「広島東洋 久保修 大阪観光大学」
2022年10月22日、ドラフト会議が行われていた都内のホテル。開始から2時間が経ったドラフト7位の指名順で、大阪観光大の野球部員の名前が創部11年目にして初めてコールされた。
「観光大の会見場、本人と久保のお母さんと監督、部長と私で午後4時半からずっと待ってたからね。マスコミも新聞、テレビ各社がずらり。選択終了する球団もいくつか出ていたから『こりゃあ育成かなあ…』という空気になっていた。指名されてホッとしましたよ」
そう述懐するのは、大阪観光大野球部で2016年から特別アドバイザーを務めている伊勢孝夫(本紙評論家)。現役時代は近鉄、ヤクルトで活躍し「伊勢大明神」と呼ばれた強打者で、引退後はヤクルト、近鉄、巨人などで打撃コーチを務めた。そんな伊勢にとっても、久保の指名は「自分が直接かかわった教え子で、ドラフトにかかったのは初めてだったから」と感慨はひとしおだった。

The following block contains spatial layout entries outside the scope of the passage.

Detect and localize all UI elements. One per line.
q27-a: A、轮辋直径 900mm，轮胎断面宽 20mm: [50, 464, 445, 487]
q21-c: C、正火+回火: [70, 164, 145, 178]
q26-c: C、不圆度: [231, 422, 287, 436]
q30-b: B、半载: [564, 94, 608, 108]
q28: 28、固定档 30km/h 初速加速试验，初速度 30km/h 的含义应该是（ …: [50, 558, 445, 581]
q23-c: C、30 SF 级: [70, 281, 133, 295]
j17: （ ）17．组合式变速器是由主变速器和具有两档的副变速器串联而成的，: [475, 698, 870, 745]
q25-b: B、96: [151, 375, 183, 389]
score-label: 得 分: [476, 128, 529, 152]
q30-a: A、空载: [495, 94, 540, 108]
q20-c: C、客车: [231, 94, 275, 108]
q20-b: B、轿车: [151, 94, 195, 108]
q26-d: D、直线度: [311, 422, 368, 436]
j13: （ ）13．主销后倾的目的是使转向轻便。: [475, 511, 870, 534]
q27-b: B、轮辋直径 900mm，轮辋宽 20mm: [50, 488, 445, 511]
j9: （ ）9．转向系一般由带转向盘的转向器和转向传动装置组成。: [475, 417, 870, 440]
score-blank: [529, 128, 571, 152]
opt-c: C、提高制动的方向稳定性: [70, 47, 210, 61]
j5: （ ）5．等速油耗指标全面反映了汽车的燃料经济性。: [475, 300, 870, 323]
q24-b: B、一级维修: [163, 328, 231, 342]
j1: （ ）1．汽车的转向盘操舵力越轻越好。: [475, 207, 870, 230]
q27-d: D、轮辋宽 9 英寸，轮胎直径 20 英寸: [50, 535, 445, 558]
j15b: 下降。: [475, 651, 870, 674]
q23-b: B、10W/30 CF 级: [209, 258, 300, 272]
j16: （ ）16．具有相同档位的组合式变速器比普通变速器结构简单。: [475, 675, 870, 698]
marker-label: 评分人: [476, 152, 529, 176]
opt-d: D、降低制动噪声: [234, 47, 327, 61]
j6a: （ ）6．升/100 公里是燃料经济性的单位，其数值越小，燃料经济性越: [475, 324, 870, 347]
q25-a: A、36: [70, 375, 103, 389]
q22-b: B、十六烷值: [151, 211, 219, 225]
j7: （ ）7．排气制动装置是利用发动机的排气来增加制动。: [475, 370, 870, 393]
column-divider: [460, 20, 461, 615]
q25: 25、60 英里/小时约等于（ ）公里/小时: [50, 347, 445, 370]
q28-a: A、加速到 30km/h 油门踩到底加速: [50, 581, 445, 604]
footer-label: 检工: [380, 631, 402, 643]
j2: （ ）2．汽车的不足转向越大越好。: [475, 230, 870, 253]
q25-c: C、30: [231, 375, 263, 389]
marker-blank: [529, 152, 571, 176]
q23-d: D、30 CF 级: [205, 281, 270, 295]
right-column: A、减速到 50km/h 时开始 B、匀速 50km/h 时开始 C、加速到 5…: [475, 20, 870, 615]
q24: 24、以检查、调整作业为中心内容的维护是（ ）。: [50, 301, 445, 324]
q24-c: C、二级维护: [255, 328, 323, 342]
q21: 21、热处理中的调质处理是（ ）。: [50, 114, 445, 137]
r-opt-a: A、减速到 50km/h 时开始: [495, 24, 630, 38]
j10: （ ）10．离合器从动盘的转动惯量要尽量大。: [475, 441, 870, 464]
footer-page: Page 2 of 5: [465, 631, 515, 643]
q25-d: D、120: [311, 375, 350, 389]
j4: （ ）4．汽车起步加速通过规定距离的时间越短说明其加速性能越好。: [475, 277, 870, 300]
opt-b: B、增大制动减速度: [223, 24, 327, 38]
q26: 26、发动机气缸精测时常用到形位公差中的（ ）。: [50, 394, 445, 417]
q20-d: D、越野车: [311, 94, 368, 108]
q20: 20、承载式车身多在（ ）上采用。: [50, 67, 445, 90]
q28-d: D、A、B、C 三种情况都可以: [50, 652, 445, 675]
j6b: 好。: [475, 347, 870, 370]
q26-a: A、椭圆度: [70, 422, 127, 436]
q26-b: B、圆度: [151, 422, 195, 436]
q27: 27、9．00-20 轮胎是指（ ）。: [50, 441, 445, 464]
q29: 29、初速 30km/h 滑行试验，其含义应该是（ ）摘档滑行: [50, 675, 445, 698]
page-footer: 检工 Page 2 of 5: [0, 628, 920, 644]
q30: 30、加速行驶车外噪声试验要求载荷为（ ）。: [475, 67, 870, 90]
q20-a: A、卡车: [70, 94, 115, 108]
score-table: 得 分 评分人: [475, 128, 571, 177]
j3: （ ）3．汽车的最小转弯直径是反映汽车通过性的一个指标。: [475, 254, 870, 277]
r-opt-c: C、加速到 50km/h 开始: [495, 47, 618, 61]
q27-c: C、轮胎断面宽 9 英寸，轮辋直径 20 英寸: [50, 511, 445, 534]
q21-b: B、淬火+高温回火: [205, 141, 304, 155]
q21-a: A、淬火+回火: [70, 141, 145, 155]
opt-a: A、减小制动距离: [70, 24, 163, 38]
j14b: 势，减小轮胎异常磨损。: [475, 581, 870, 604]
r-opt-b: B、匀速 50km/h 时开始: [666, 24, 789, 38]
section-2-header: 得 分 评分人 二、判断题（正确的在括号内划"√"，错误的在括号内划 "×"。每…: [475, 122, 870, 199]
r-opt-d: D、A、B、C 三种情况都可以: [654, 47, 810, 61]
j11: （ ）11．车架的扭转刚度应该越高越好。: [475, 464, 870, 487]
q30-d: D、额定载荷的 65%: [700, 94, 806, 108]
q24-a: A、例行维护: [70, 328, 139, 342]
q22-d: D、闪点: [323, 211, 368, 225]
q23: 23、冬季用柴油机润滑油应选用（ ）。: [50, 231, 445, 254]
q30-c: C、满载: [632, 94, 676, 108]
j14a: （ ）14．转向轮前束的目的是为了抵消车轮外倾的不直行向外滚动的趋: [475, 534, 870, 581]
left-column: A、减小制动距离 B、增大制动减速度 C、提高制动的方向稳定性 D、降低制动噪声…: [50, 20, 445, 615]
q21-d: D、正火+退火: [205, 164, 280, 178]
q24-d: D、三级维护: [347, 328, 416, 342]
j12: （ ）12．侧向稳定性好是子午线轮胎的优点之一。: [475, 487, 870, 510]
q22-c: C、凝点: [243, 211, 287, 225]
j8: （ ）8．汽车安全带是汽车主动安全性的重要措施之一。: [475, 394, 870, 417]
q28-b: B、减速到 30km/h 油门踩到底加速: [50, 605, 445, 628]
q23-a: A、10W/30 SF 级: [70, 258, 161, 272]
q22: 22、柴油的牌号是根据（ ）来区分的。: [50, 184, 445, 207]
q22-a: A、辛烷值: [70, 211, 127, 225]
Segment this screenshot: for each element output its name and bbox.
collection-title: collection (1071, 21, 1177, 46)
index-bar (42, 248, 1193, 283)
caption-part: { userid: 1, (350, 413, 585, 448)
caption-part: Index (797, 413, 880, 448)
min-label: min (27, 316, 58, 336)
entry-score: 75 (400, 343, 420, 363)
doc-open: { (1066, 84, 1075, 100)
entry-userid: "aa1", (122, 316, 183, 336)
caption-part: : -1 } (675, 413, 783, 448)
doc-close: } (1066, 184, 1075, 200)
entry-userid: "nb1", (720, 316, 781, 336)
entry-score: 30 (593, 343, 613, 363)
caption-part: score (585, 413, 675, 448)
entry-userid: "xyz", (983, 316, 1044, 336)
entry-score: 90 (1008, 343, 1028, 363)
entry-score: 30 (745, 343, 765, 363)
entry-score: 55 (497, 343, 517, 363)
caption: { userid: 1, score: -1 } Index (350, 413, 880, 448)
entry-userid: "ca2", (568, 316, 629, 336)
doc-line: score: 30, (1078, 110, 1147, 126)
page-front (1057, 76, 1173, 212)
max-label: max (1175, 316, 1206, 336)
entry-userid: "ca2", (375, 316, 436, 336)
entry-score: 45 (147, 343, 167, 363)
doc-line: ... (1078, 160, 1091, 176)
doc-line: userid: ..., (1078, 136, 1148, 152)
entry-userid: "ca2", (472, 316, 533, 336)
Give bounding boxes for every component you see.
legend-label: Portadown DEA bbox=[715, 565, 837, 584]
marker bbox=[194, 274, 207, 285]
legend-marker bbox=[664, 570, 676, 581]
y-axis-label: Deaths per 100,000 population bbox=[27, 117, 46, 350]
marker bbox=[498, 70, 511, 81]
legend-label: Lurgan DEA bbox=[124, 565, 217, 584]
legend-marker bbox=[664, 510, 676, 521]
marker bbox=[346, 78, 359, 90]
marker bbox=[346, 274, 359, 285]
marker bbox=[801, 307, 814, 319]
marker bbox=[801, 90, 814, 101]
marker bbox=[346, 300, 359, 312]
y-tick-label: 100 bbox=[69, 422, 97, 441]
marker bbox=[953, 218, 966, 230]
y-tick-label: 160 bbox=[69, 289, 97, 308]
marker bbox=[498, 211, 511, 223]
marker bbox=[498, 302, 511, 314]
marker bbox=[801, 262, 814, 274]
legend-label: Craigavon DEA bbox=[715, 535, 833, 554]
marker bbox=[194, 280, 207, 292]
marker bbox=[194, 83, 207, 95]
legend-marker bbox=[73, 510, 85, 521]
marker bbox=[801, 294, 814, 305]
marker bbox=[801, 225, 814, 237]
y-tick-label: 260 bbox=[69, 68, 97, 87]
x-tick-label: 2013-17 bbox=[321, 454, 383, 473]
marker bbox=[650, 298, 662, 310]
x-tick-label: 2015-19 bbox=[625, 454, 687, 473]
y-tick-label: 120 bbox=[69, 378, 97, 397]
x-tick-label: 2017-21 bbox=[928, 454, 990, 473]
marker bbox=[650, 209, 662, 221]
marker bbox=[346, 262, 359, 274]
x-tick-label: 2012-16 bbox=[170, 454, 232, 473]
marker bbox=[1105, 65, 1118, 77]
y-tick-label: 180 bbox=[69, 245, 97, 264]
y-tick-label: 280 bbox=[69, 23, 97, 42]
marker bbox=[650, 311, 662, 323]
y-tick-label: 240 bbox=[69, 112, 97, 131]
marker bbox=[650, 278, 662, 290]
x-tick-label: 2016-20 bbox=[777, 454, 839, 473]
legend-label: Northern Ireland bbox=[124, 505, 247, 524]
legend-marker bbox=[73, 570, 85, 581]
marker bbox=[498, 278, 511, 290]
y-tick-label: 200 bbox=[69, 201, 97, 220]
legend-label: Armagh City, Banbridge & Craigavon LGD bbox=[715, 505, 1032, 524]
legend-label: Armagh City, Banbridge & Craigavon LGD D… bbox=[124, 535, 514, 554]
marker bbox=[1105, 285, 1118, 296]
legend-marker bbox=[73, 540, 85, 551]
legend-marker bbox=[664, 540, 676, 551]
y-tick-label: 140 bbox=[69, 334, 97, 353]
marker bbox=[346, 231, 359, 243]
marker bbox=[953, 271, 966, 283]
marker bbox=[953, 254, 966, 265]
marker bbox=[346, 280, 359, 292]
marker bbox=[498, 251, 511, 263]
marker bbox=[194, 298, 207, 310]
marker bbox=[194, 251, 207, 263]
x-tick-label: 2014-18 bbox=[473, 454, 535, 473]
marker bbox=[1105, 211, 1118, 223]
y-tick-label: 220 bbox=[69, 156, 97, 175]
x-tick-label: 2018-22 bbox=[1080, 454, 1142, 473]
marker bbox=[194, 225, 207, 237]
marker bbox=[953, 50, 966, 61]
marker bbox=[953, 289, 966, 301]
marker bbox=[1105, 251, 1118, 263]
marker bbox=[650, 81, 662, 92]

久保と伊勢の出会いは2019年の春。最初の印象は「とにかく足と肩がすごかったね。とくに肩。長いことプロ野球の選手を見てきたが、これまでに見たことのないようなスローイングをしていた。しいて言うなら若いころの新庄剛志かな。打つほうを何とかできれば、プロも夢じゃないと感じた」。
しかし、大学入学当初の久保に、伊勢が声をかける場面はほとんどなかったという。
「みんなと同じような指導はしたよ。でも、あのころの久保は遊びたい気持ちのほうが強かったんじゃないかな。高校は島根の石見智翠館で、3年間寮暮らし。そこから大学で地元の大阪に帰ってきて、誘惑はいくらでもあるんだから遊びたくもなるよ。背が高くて男前だから周りの女の子たちも放っておかない。芯の強いところはあったけど、根は優しい子。かなりモテていたみたいだから」
伊勢の指導スタイルは、とにかく選手とじっくり話し合い、腹をくくらせること。「聞く耳」を持ってくれないと、いくら指導しても「右から左」となってしまう。それは相手が外国人選手でも変わらない。ヤクルト時代のハウエルや、近鉄時代のローズ、クラークを指導したときも、遠い異国の地で寂しい思いをしている助っ人たちの気持ちに寄り添いながら、信頼関係を築いてきた。
転機が来たのは2年春。思うような打撃ができず、伸び悩んでいた久保と話すタイミングがあり、こんなやりとりがあったという。
「おい久保、この先、将来のことはどう考えているんだ?」
「上を目指してやりたいと思っています」
「今のままじゃプロどころじゃない。本当にプロに行きたいんだったら、私生活も含めて見直さなきゃいかん。女の子と遊んだり、横道にそれている時間はないぞ。その代わりにオレの言うことを聞けば、プロ仕様にしてやる。でないとオレはやらん!」
久保の答えは…。
「伊勢さんにとことんついていきます!」
以降、伊勢と久保のマンツーマンの「プロ仕様トレ」が始まった――。